Théo Le Du Fuentes aka Cosmografik is a Paris-based interactive designer, whose work covers video games as well as animation and interactive art. He is a member of the History From Below network and RaspouTeam collective in Paris, who in 2011 celebrated the 140th anniversary of the Paris Commune by transmitting the memory of the revolution – a hidden episode in the history of the city – in the public space where freedoms are becoming significantly reduced.
Jacob Kimvall is an art critic, art historian, and amateur graffiti writer, based in Stockholm. He received his PhD in art history with the dissertation The G-Word: Virtuosity and Violation, Negotiating and Transforming Graffiti (2014), which examined the historiography of graffiti and suggests that this subcultural phenomenon should be understood as jointly produced by subcultural and institutional agents.
Carnival Union (NO) is an artistic collaborative project based on an understanding of creativity, play and artistic practice as revolutionary tools for creating new fellowships, new language and new ideas about a possible future. Its members are Hanan Benammar, Gidsken Braadlie, Camilla Dahl, Marius von der Fehr, Lisa Pacini, Pia Maria Roll and Venke Aure.

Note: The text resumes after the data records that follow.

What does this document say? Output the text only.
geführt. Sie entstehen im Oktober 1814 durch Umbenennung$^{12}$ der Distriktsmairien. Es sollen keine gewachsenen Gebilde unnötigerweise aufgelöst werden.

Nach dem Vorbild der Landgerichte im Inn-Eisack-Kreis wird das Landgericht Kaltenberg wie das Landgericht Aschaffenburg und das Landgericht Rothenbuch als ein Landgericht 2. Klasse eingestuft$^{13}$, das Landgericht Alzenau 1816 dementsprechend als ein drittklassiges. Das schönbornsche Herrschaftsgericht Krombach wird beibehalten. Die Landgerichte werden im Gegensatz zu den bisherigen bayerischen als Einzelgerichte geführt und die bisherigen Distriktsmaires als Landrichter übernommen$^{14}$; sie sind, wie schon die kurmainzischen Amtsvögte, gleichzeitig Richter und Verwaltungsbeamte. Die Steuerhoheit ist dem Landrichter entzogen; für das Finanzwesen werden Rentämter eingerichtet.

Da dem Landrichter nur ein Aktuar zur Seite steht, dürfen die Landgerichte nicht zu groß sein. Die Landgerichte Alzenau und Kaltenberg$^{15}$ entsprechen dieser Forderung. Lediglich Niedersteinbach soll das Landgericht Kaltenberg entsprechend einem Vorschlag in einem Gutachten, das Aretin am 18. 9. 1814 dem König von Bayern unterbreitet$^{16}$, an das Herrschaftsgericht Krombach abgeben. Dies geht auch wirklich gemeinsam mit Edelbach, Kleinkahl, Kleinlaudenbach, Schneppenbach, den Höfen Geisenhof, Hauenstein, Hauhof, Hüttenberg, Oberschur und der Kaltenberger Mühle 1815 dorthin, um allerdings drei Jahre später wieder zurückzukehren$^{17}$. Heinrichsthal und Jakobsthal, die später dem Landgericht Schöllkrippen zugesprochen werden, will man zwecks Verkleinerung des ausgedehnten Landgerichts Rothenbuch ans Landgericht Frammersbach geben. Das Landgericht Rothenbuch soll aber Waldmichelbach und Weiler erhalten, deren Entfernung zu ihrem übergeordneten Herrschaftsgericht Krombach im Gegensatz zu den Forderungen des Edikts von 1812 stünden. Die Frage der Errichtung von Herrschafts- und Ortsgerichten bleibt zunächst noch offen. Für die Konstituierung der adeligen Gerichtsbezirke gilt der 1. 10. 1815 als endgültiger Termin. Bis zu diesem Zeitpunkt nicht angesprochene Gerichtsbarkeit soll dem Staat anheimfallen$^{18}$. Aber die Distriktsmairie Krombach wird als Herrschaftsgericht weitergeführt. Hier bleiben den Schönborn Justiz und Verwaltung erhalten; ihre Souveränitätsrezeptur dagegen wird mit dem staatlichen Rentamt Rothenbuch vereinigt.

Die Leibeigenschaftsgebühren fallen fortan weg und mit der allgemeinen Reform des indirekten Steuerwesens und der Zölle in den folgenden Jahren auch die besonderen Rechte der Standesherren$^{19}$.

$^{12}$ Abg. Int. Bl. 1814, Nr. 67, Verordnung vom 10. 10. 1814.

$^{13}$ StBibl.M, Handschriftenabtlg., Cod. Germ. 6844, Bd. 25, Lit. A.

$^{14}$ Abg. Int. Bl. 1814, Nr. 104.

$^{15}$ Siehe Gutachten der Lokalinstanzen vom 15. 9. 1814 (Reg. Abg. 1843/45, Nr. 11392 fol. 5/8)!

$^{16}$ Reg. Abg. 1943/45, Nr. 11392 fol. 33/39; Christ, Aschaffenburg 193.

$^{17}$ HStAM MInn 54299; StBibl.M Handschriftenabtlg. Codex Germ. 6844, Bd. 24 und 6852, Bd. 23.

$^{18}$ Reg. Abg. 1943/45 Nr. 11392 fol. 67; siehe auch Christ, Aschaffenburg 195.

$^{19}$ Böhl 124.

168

Ståle Stenslie works as an artist, curator and researcher specializing in experimental media art and interaction experiences. His aesthetic focus is on art and artistic expressions that challenge ordinary ways of perceiving the world. Through his practice he asks the questions we tend to avoid – or where the answers lie in the shadows of existence. Keywords of his practice are somaesthetics, unstable media, transgression and numinousness.